The film is the epitome of working class, centering on a Pakistani family caught up in England’s economic and racial tensions of the late 1980s. Much like Chadha’s 2002 comedy Bend It Like Beckham, the clash between tradition and the future takes center stage, focusing on the family’s only son and his fight for his identity. He wants something else out of life other than being a cog in his father Malik’s (Kulvinder Ghir) house and put on the path his father has predetermined for him – a life of work and no time to even so much as smile or enjoy oneself. But Javed’s writer’s talent is screaming to be released into the world, and it gets a jumpstart from listening to Bruce Springsteen for the first time. His soul is unleashed by the heartache and want of Springsteen’s lyrics and voice, and we all know how powerful that can be. Is it powerful enough to repel Malik’s pressure to be just another workingman with no zeal for life itself?
Based on Safraz Manzoor’s memoir Greetings From Bury Park: Race, Religion and Rock N’ Roll, this jukebox musical spits and churns its way across the tumultuous minefield of young adulthood. It’s a growth which comes during and because of the dire climate of the time, which makes every moment in this film feel earned through blood and sweat. Chadha makes every scene pull at or break our hearts, tying us to the film’s characters through universally shared moments. Feeling the doom of the life your parents want you to have when it’s not anything you want, first loves, unexpected friends, terrifying troubles, and listening to the music which shook your very foundation for the first time – this movie is a mixtape of these snapshots which starkly defines our humanity.

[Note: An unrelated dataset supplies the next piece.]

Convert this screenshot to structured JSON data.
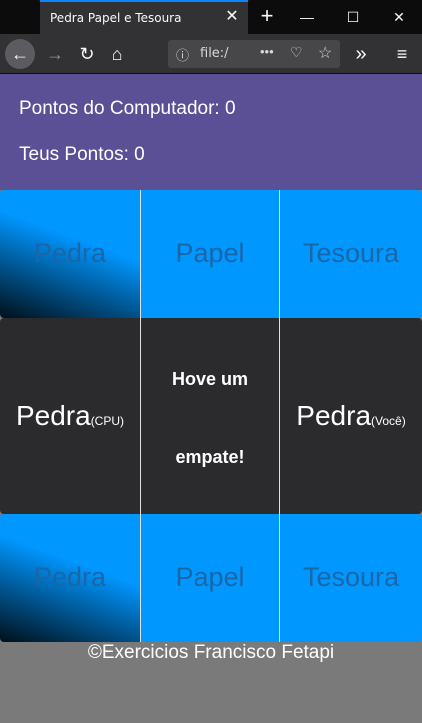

The film’s look also adds heft to Javed’s life, with much of the film tinted in a faded, greyish tone, underlining the bleakness surrounding him. But it’s not all gloom, as fuller color is reintroduced during scenes where we see Javed unburdened, where his dreams are still within reach and possibilities aren’t killed before they’re even pursued. As this film’s anchor, Viveik Kalra portrays Javed perfectly, rising on a believable gradient from timid to confident. It’s a wholly natural performance, seething with the friction between family obligation and choosing his own destiny.

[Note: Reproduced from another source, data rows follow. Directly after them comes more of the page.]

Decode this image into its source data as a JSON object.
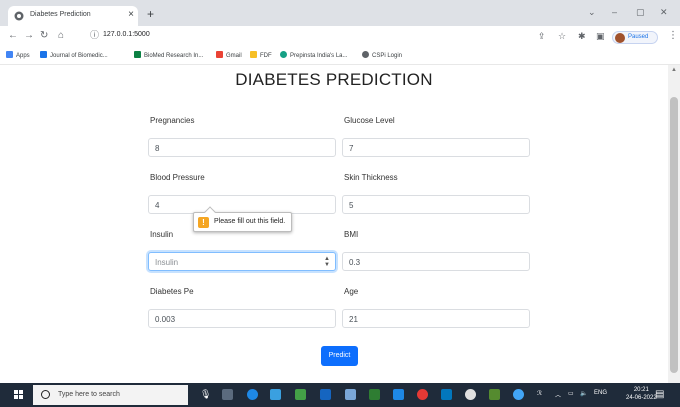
{
  "browser": {
    "tab_title": "Diabetes Prediction",
    "tab_close": "×",
    "new_tab": "+",
    "url": "127.0.0.1:5000",
    "profile_label": "Paused",
    "window_controls": {
      "chevron": "⌄",
      "minimize": "–",
      "maximize": "▢",
      "close": "✕"
    },
    "nav": {
      "back": "←",
      "forward": "→",
      "reload": "↻",
      "home": "⌂",
      "info": "ⓘ"
    }
  },
  "bookmarks": [
    {
      "label": "Apps",
      "color": "#4285f4"
    },
    {
      "label": "Journal of Biomedic...",
      "color": "#1a73e8"
    },
    {
      "label": "BioMed Research In...",
      "color": "#0b8043"
    },
    {
      "label": "Gmail",
      "color": "#ea4335"
    },
    {
      "label": "FDF",
      "color": "#f6bf26"
    },
    {
      "label": "Prepinsta India's La...",
      "color": "#16a085"
    },
    {
      "label": "CSPi Login",
      "color": "#5f6368"
    }
  ],
  "page": {
    "title": "DIABETES PREDICTION",
    "fields": [
      {
        "label": "Pregnancies",
        "value": "8"
      },
      {
        "label": "Glucose Level",
        "value": "7"
      },
      {
        "label": "Blood Pressure",
        "value": "4"
      },
      {
        "label": "Skin Thickness",
        "value": "5"
      },
      {
        "label": "Insulin",
        "value": "",
        "placeholder": "Insulin"
      },
      {
        "label": "BMI",
        "value": "0.3"
      },
      {
        "label": "Diabetes Pe",
        "value": "0.003"
      },
      {
        "label": "Age",
        "value": "21"
      }
    ],
    "validation_message": "Please fill out this field.",
    "warning_glyph": "!",
    "submit_label": "Predict"
  },
  "taskbar": {
    "search_placeholder": "Type here to search",
    "language": "ENG",
    "time": "20:21",
    "date": "24-06-2022"
  },
  "colors": {
    "primary": "#0d6efd",
    "focus_ring": "#80bdff",
    "taskbar_bg": "#1f2b3a",
    "warning": "#f5a623"
  }
}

Almost besting him is Kulvinder Ghir, who bears the dubious honor of being Javed’s antagonist. However, the script isn’t trying to make him a villain; he’s just a man trying to look out for the safety and wellness of his family, and Ghir’s devotion to this balancing act is, quite simply, art. We’re caught between our vehement dislike of his methods and appreciating the wisdom and courage he displays in trying to guide his family the only way he knows how. He came to England to find a better life, but it hasn’t worked out, and the fight-or-flight response leaves no room for such frivolities as the music sung by the unshaven man in the posters that adorn his son’s walls.
That this film is inspired by true events makes it all the more incredible and rapturous, giving hope to those in similar situations. Blinded by the Light isn’t just Javed’s or Sarfraz’s story; it’s all of us just wanting those we love to accept who we are. The themes of Springsteen’s galvanizing everyman lyrics are all at once the car, the key turning the engine on, and the gasoline which powers it. And when Javed pushes the pedal to floor, our only option is to watch its unbridled spirit wash over us with the fire and passion of a life ignited.